Sunday, March 1, 2020

Lent One: start with lament

Last weekend I was on the leadership team for a retreat our church provides each year. It's called Freedom in Christ. It offers space for people struggling with grief, anger, addiction, guilt, to start or continue the process of healing.

I helped lead worship but also gave a two-part talk on beginning to acknowledge and deal with the baggage we've been carrying. As I said in my talk, digging a rock from a backpack full of shattered glass and other reminders of past brokenness, that rock was once so heavy I could hardly move. It's smaller now. But still not gone.

Lament is part of the process of healing and freedom. In my talk I read from Psalm 6: Have mercy on me, Lord, for I am faint. Heal me, Lord, for my bone are in agony. My soul is in deep anguish. How long, Lord, how long?

Lent starts with the ashes of Ash Wednesday –a symbol of grief and lament. In our modern liturgical traditions, we dot the ashes on the forehead and wash them off at the end of the day. In ancient Hebrew tradition, the practice of lament went far deeper and lasted longer: mourners sat in ashes, or poured them on their heads, ripped clothes, wore sackcloth. This practice of shiva, of extended grief, was expected in most cases to last a week, sometimes longer.

We hurry through lament, often to our loss: Suck it up, walk it off, let it go, move on. We hurry toward “closure” without doing the hard work of grieving.

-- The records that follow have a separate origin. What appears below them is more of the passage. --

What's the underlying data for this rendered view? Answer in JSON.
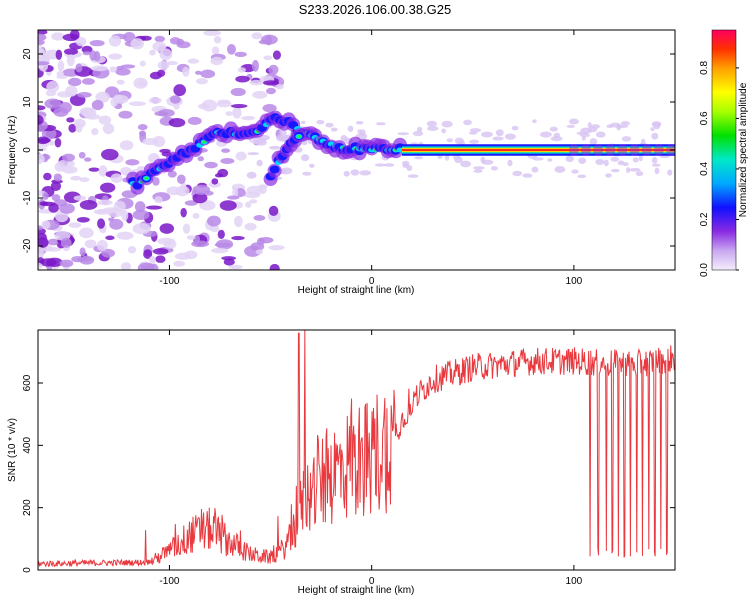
{
  "title": "S233.2026.106.00.38.G25",
  "chart_data": [
    {
      "type": "heatmap",
      "xlabel": "Height of straight line (km)",
      "ylabel": "Frequency (Hz)",
      "xlim": [
        -165,
        150
      ],
      "ylim": [
        -25,
        25
      ],
      "x_ticks": [
        "-100",
        "0",
        "100"
      ],
      "y_ticks": [
        "-20",
        "-10",
        "0",
        "10",
        "20"
      ],
      "colorbar": {
        "label": "Normalized spectral amplitude",
        "range": [
          0,
          0.95
        ],
        "ticks": [
          "0.0",
          "0.2",
          "0.4",
          "0.6",
          "0.8"
        ]
      },
      "ridge": [
        {
          "x": -115,
          "y": -7
        },
        {
          "x": -105,
          "y": -4
        },
        {
          "x": -95,
          "y": -1
        },
        {
          "x": -85,
          "y": 1
        },
        {
          "x": -75,
          "y": 4
        },
        {
          "x": -65,
          "y": 3
        },
        {
          "x": -55,
          "y": 4
        },
        {
          "x": -48,
          "y": 7
        },
        {
          "x": -42,
          "y": 6
        },
        {
          "x": -35,
          "y": 4
        },
        {
          "x": -25,
          "y": 2
        },
        {
          "x": -15,
          "y": 0.5
        },
        {
          "x": 0,
          "y": 0
        },
        {
          "x": 15,
          "y": 0
        },
        {
          "x": 150,
          "y": 0
        }
      ],
      "branch": [
        {
          "x": -50,
          "y": -5
        },
        {
          "x": -45,
          "y": -2
        },
        {
          "x": -40,
          "y": 2
        },
        {
          "x": -35,
          "y": 3
        }
      ],
      "grid": false
    },
    {
      "type": "line",
      "xlabel": "Height of straight line (km)",
      "ylabel": "SNR (10 * v/v)",
      "xlim": [
        -165,
        150
      ],
      "ylim": [
        0,
        770
      ],
      "x_ticks": [
        "-100",
        "0",
        "100"
      ],
      "y_ticks": [
        "0",
        "200",
        "400",
        "600"
      ],
      "color": "#e8393f",
      "envelope": [
        {
          "x": -165,
          "y": 20
        },
        {
          "x": -110,
          "y": 25
        },
        {
          "x": -100,
          "y": 60
        },
        {
          "x": -90,
          "y": 110
        },
        {
          "x": -80,
          "y": 130
        },
        {
          "x": -70,
          "y": 90
        },
        {
          "x": -60,
          "y": 50
        },
        {
          "x": -50,
          "y": 40
        },
        {
          "x": -45,
          "y": 60
        },
        {
          "x": -40,
          "y": 100
        },
        {
          "x": -33,
          "y": 230
        },
        {
          "x": -25,
          "y": 280
        },
        {
          "x": -15,
          "y": 330
        },
        {
          "x": -5,
          "y": 350
        },
        {
          "x": 5,
          "y": 390
        },
        {
          "x": 10,
          "y": 420
        },
        {
          "x": 20,
          "y": 540
        },
        {
          "x": 30,
          "y": 610
        },
        {
          "x": 50,
          "y": 650
        },
        {
          "x": 80,
          "y": 670
        },
        {
          "x": 100,
          "y": 670
        },
        {
          "x": 130,
          "y": 660
        },
        {
          "x": 150,
          "y": 680
        }
      ],
      "spikes": [
        {
          "x": -36,
          "y": 760
        },
        {
          "x": -33,
          "y": 770
        },
        {
          "x": -10,
          "y": 550
        },
        {
          "x": -5,
          "y": 420
        }
      ],
      "dropouts": [
        108,
        112,
        116,
        119,
        122,
        125,
        128,
        131,
        134,
        137,
        140,
        143,
        146
      ],
      "grid": false
    }
  ]
}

Hope, George Frederick Watts,
England, 1886 
In his article ‘The Hidden Hope in Lament’, Dan Allender writes, "Christians seldom sing in the minor key. We fear the somber; we seem to hold sorrow in low esteem. We seem predisposed to fear lament as a quick slide into doubt and despair; failing to see that doubt and despair are the dark soil that is necessary to grow confidence and joy."

As a young teen, learning to play the guitar, I was drawn to songs in minor keys. I was given my first guitar just months after I left the home I’d lived in most of my life. I was sharing a narrow attic room with my grandmother in a small house with people I didn’t know, struggling to find my way in a large new school where I didn’t feel welcome, not sure how long I’d be there, or what would come next.

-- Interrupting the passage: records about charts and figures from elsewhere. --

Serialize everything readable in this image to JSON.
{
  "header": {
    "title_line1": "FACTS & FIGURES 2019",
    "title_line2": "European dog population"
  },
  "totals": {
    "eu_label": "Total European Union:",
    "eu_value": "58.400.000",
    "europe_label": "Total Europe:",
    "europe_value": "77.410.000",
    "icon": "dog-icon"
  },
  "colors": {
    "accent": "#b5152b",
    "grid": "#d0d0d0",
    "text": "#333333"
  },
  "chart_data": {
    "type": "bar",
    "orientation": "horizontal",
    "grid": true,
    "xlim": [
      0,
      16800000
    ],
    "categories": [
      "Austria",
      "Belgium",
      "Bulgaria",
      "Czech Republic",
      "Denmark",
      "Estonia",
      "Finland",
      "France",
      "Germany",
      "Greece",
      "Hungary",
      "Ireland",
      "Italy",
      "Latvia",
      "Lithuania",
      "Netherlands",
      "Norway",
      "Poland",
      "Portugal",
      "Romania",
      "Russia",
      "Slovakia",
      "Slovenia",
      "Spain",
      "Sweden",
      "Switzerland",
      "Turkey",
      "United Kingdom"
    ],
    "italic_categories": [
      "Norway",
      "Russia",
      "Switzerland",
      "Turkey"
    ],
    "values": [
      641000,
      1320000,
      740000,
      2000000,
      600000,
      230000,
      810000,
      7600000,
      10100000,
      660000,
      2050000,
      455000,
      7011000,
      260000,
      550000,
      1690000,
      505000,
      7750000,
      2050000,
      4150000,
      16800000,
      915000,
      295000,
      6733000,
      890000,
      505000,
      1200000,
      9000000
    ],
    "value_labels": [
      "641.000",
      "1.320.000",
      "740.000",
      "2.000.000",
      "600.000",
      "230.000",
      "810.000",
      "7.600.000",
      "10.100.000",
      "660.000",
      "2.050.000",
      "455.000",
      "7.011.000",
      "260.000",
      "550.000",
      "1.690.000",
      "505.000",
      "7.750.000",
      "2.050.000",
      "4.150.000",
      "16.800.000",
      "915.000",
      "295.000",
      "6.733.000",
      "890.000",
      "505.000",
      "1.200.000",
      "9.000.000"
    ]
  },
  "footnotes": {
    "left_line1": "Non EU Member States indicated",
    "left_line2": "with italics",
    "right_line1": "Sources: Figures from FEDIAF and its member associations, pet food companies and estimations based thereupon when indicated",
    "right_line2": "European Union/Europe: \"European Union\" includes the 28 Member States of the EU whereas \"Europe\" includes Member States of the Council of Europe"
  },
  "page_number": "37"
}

I remember an elder in our church, a family friend, stopping me in the middle of a song I was practicing: “Christians don’t sing in minor key.” I’ve remembered his words – although I’ve never agreed.

A third of the Psalms are written in minor key – songs of grief, of anger, of confusion:
I am poured out like water,
and all my bones are out of joint.
My heart has turned to wax;
it has melted away within me.
My strength is dried up like a potsherd,
my tongue sticks to the roof of my mouth;
you lay me in the dust of death. (Psalm 22)
I am like a desert owl,
like an owl among the ruins.
I lie awake; I have become like a bird alone on a roof. (Psalm 102)
Some of the lament psalms are very personal. Others are corporate – an acknowledgement that things aren’t right, not just for the individual writing the psalm, but for his people, sometimes for the earth itself.
Do you rulers indeed speak justly? Do you judge uprightly among men?
No, in your heart you devise injustice,
and your hands mete out violence on the earth. (Psalm 58)
How long will the wicked, O Lord, how long will the wicked be jubilant?
They pour out arrogant words; all the evildoers are full of boasting.
They crush your people, O Lord; they oppress your inheritance.
They slay the widow and the alien; they murder the fatherless.
They say, The Lord does not see; the God of Jacob pays no heed. (Psalm 94)
That refrain of "how long" has been echoing in my mind and heart, a song of both lament and hope, a reminder of how far we are from a world of shalom, but also a promise that God is at work. And an invitation to be his agents of reconciliation.

For Christmas my son gave me two CDs to carry me through long road trips over Pennsylvania mountains in my aging Honda Fit. Both are products of a sacred arts collective, The Porters Gate, founded in 2017 to be a "porter" for the Christian church: "one who looks beyond the church door for guests to welcome."

I love the vision and love the music the collective has created. One song has become a refrain for my travels, a word of promise in a time when truth is often trampled and evil seems victorious:
When will the truth come out?
When will Your justice roll down?
When will Your kingdom come
And evil be undone?
When will the wicked kneel
And the abused be healed?
When will our sisters speak
With no more shame or fear?
How long? How long?
When will the daughters of Zion rejoice
In the house of the Lord?


If you have time, listen to the song, but also the prayer at the end.

As I listen, I find myself grieving:
Attitudes that undermine the joy of others; that divide, rather than unite.
Systems and structures that stand in the way of justice, that protect the strong rather than provide mercy to the weak.
Ways that churches have silenced voices we most need to hear.
Ways the door has been shut on those most hungry for welcome.

Yet, I'm reminded: the psalms that start in lament often end in confident praise. So I start this Lenten season in lament and repentance, singing a refrain of hope: How long?